No seu conto “Carmela”, do livro “Brás, Bexiga e Barra Funda”, Antônio de Alcântara Machado (1901-1935) faz um belo mapa do centro novo, que começa na rua Barão e Itapetininga, cruza a praça da República e a rua do Arouche, vai até a rua das Palmeiras para chegar na rua Lopes de Oliveira, na Barra Funda.
É lá que mora a mocinha Carmela, uma vendedora de roupas na Barão de Itapetininga. Em “Gaetaninho”, outro conto, aparece a rua Oriente, no Brás. A rua do Gasômetro também é um endereço.
É prazeroso saber que esses lugares ainda existem. No livro, Alcântara Machado retrata a pujança da cidade, sua expansão e a inserção dos italianos na sociedade paulista no começo do século 20, o que era um movimento de grandes proporções.
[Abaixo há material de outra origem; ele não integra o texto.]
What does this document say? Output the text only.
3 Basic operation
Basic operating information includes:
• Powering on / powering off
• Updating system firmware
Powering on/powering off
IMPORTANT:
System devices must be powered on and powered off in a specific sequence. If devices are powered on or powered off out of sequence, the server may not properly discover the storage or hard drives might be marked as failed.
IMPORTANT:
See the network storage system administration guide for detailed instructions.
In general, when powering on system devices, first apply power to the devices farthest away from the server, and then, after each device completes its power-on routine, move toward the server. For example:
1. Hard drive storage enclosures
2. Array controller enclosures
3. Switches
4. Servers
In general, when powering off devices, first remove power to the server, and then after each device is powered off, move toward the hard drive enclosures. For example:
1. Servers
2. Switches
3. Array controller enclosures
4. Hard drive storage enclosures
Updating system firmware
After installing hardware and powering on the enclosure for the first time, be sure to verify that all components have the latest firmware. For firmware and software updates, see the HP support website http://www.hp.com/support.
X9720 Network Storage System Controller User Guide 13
Entre 1875 e 1900, 803 mil imigrantes europeus chegaram ao Brasil e, desse total, 577 mil eram italianos. E muitos paravam para tentar a sorte em São Paulo e se instalaram em massa em bairros como Brás, Bexiga e Barra Funda.
Alcântara Machado captou a imagem desse tempo com suas narrativas curtas e uma linguagem direta, que buscava representar a fala dos italianos. Elaborou um linguajar ítalo-paulistano. Definiu seu livro pela geografia e mostrava cenas da vida cotidiana.
São Paulo, que era uma cidade portuguesa e começava a receber imigrantes de muitas nacionalidades, em poucas décadas se tornou completamente italianada. O presente se insinua em “Brás, Bexiga e Barra Funda”. Um dos contos chamado “Corinthians (2) vs. Palestra (1)” mostra essa atualidade nos assuntos e revela a grande rivalidade entre dois dos maiores times da cidade na década de 1920. Também está ali a movimentação do povo na avenida Água Branca em torno do Palestra Itália.
Alcântara Machado nasceu em São Paulo, e estudou na faculdade de Direito do Largo São Francisco. Em vez de se dedicar à carreira de advogado, decidiu trabalhar como jornalista e no final de 1924 chegou a ocupar o cargo de redator-chefe do Jornal do Comércio. Não participou da Semana de Arte Moderna de 1922, mas se alinhou com os modernistas.
O jornalismo era sua vocação. Em 1925, viajou à Europa, onde já estivera, e passou por Lisboa, Paris, Londres, Itália e Espanha. Dessa viagem nasceu “Pathé-Baby”, seu primeiro livro de crônicas e reportagens, que recebeu prefácio de Oswald de Andrade.
Quando publica a primeira edição de “Brás, Bexiga e Barra Funda”, Alcântara Machado substituí o prefácio por um texto chamado “Artigo de Fundo”, onde ele diz: “Este livro não nasceu livro: nasceu jornal. Estes contos não nasceram contos: nasceram notícias. E este prefácio portanto também não nasceu prefácio: nasceu artigo de fundo.”
Numa obra póstuma, de 1940, chamada de “Cavaquinho e Saxofone”, está reunida toda sua produção de 10 anos de crônicas e artigos jornalísticos. Embora não tivesse qualquer ascendência italiana, percebeu, circulando nas ruas e com sensibilidade de repórter da imigração que esses recém-chegados estavam transformando a cidade
Alcântara Machado escreveu outro livro de contos chamado “Laranja da China” e deixou um romance inacabado, “Mana Maria”. Morreu jovem, aos 34 anos.